Why Are Women Switching Careers?
The pandemic played a significant role in changing women’s perspectives about their careers and their determination to ensure a better future for themselves. Minor setbacks like a workplace investigation, a delayed promotion, or plans to start a family aren’t holding them back anymore.
After ample time to self-reflect, women are taking the pandemic as an opportune time to fully embrace change. Here are some reasons why they are opting for newer paths.
Maintaining Work-Life Balance
That women report a higher burnout rate than men is a direct indication that they tend to assume more collective responsibility in balancing their professional and domestic lives. In many cases, the definitive reason for women switching careers is an effort to maintain a work-life balance.
The disproportionate amount of work, whether professional or in the realm of childcare or house chores, has only increased since the pandemic. Many women prefer to look for a workplace that can offer flexible hours or a profession that allows them to work from home.
Such flexibility can even trump other employee benefits. Accordingly, when hiring for specialized skill jobs, most mortgage recruiters understand that offering competitive pay, flexible hours, a hybrid setup, and other substantial benefits such as daycare can help boost female employee retention for their organization.
Unsteady jobs are common for both men and women. However, women are more likely to find themselves in volatile industries and roles. Shorter hours, lack of employment contracts, and no statutory right for certain classes of employees can make it difficult for women to hold on to steady jobs that pay well. As such, when women shift jobs or careers, it isn’t always by choice.
One of the most obvious disadvantages to them is the lack of consistent maternity policies for employed women. This can force women out of their current roles, and/or make it difficult for them to return to work after childbirth.
The Entrepreneurial Spirit
A post-pandemic AllBright survey indicates that more than 60% of women are planning to shift gears in their careers and one in four are now self-employed. Empowered women have change on their minds and starting their own business is one of the most highly-noted personal trends.
More than half of the women who took part in the survey believe that the COVID-19 pandemic provided long-term professional opportunities for them. It is heartening to see that women have found an opportunity in a crisis and are striving to turn the tide in their favor.
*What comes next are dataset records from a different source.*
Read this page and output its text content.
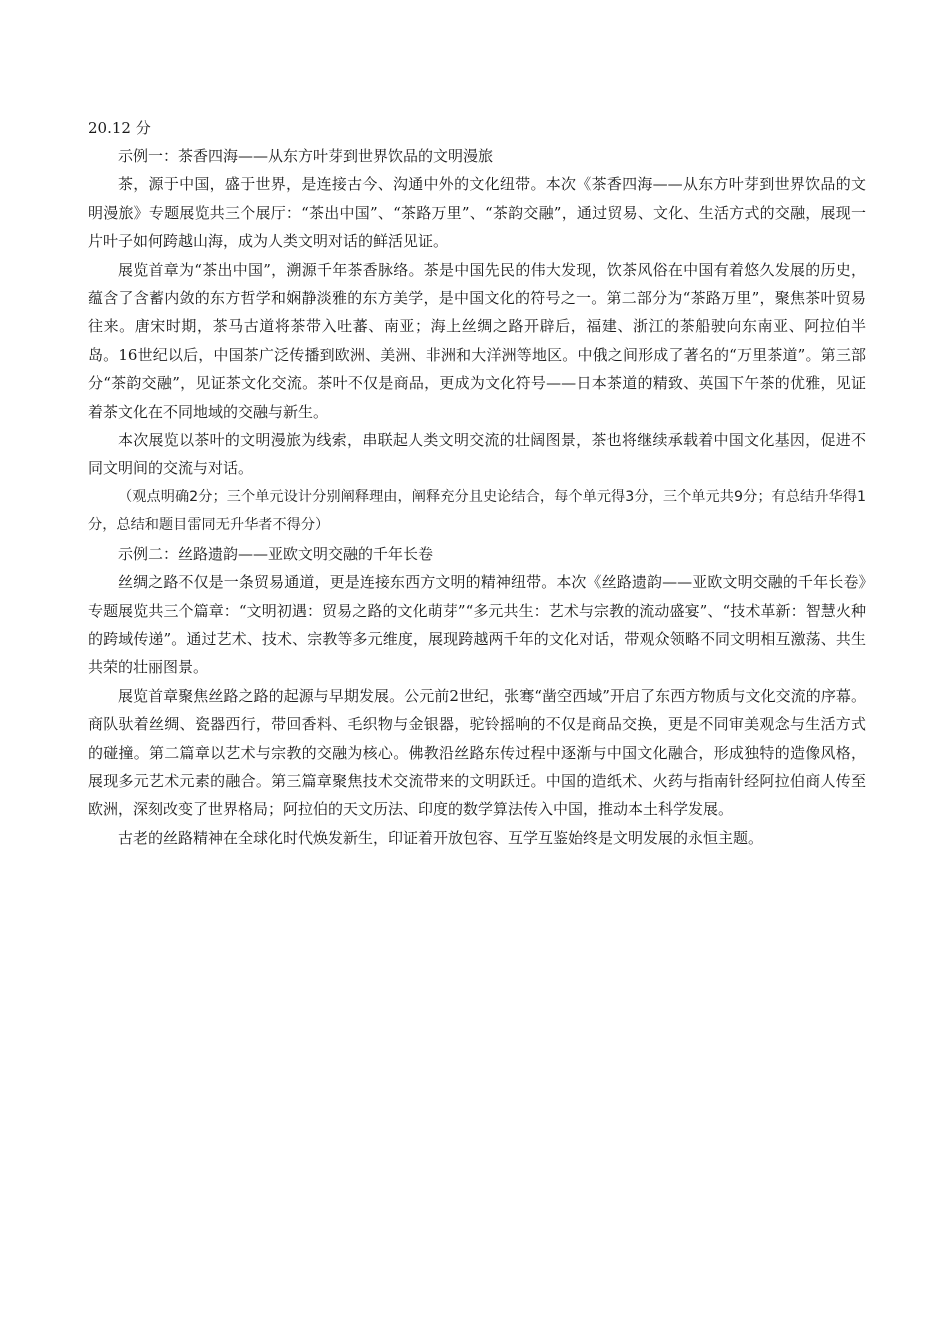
20.12 分

示例一：茶香四海——从东方叶芽到世界饮品的文明漫旅

茶，源于中国，盛于世界，是连接古今、沟通中外的文化纽带。本次《茶香四海——从东方叶芽到世界饮品的文明漫旅》专题展览共三个展厅：“茶出中国”、“茶路万里”、“茶韵交融”，通过贸易、文化、生活方式的交融，展现一片叶子如何跨越山海，成为人类文明对话的鲜活见证。

展览首章为“茶出中国”，溯源千年茶香脉络。茶是中国先民的伟大发现，饮茶风俗在中国有着悠久发展的历史，蕴含了含蓄内敛的东方哲学和娴静淡雅的东方美学，是中国文化的符号之一。第二部分为“茶路万里”，聚焦茶叶贸易往来。唐宋时期，茶马古道将茶带入吐蕃、南亚；海上丝绸之路开辟后，福建、浙江的茶船驶向东南亚、阿拉伯半岛。16世纪以后，中国茶广泛传播到欧洲、美洲、非洲和大洋洲等地区。中俄之间形成了著名的“万里茶道”。第三部分“茶韵交融”，见证茶文化交流。茶叶不仅是商品，更成为文化符号——日本茶道的精致、英国下午茶的优雅，见证着茶文化在不同地域的交融与新生。

本次展览以茶叶的文明漫旅为线索，串联起人类文明交流的壮阔图景，茶也将继续承载着中国文化基因，促进不同文明间的交流与对话。

（观点明确2分；三个单元设计分别阐释理由，阐释充分且史论结合，每个单元得3分，三个单元共9分；有总结升华得1分，总结和题目雷同无升华者不得分）

示例二：丝路遗韵——亚欧文明交融的千年长卷

丝绸之路不仅是一条贸易通道，更是连接东西方文明的精神纽带。本次《丝路遗韵——亚欧文明交融的千年长卷》专题展览共三个篇章：“文明初遇：贸易之路的文化萌芽”“多元共生：艺术与宗教的流动盛宴”、“技术革新：智慧火种的跨域传递”。通过艺术、技术、宗教等多元维度，展现跨越两千年的文化对话，带观众领略不同文明相互激荡、共生共荣的壮丽图景。

展览首章聚焦丝路之路的起源与早期发展。公元前2世纪，张骞“凿空西域”开启了东西方物质与文化交流的序幕。商队驮着丝绸、瓷器西行，带回香料、毛织物与金银器，驼铃摇响的不仅是商品交换，更是不同审美观念与生活方式的碰撞。第二篇章以艺术与宗教的交融为核心。佛教沿丝路东传过程中逐渐与中国文化融合，形成独特的造像风格，展现多元艺术元素的融合。第三篇章聚焦技术交流带来的文明跃迁。中国的造纸术、火药与指南针经阿拉伯商人传至欧洲，深刻改变了世界格局；阿拉伯的天文历法、印度的数学算法传入中国，推动本土科学发展。

古老的丝路精神在全球化时代焕发新生，印证着开放包容、互学互鉴始终是文明发展的永恒主题。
Industry-Driven Career Switch
Guy Berger, the Principal economist at LinkedIn observed that many women work in industries that experience high employee turnover, affecting them in turn. The reasons for this are manifold. Above all, women are still struggling to realize gender equality and combat microaggressions in the workplace.
In both centralized and decentralized recruitment processes, they often get sidelined and aren’t afforded the same opportunities as men. For example, there is a stark disconnect between white employees and women of color, and there is often much less focus on DEI policies and racial equity.
Incidents of Informal Work
ILO and Gallup conducted a survey in 2016 which showed that a staggering 70% of women chose to work in paid jobs than caring for their families or doing both simultaneously. Often, women take up more underrecognized work, in residential and professional settings. Women spend over three times more time on unpaid work than their male counterparts.
The Women in the Workplace McKinsey report observed that women senior leaders make more consistent efforts to uphold DEI policies in the workplace than men. However, they usually don’t get any formal recognition for it. As a consequence, companies that fail to formally recognize such efforts see a much lower female employee retention rate.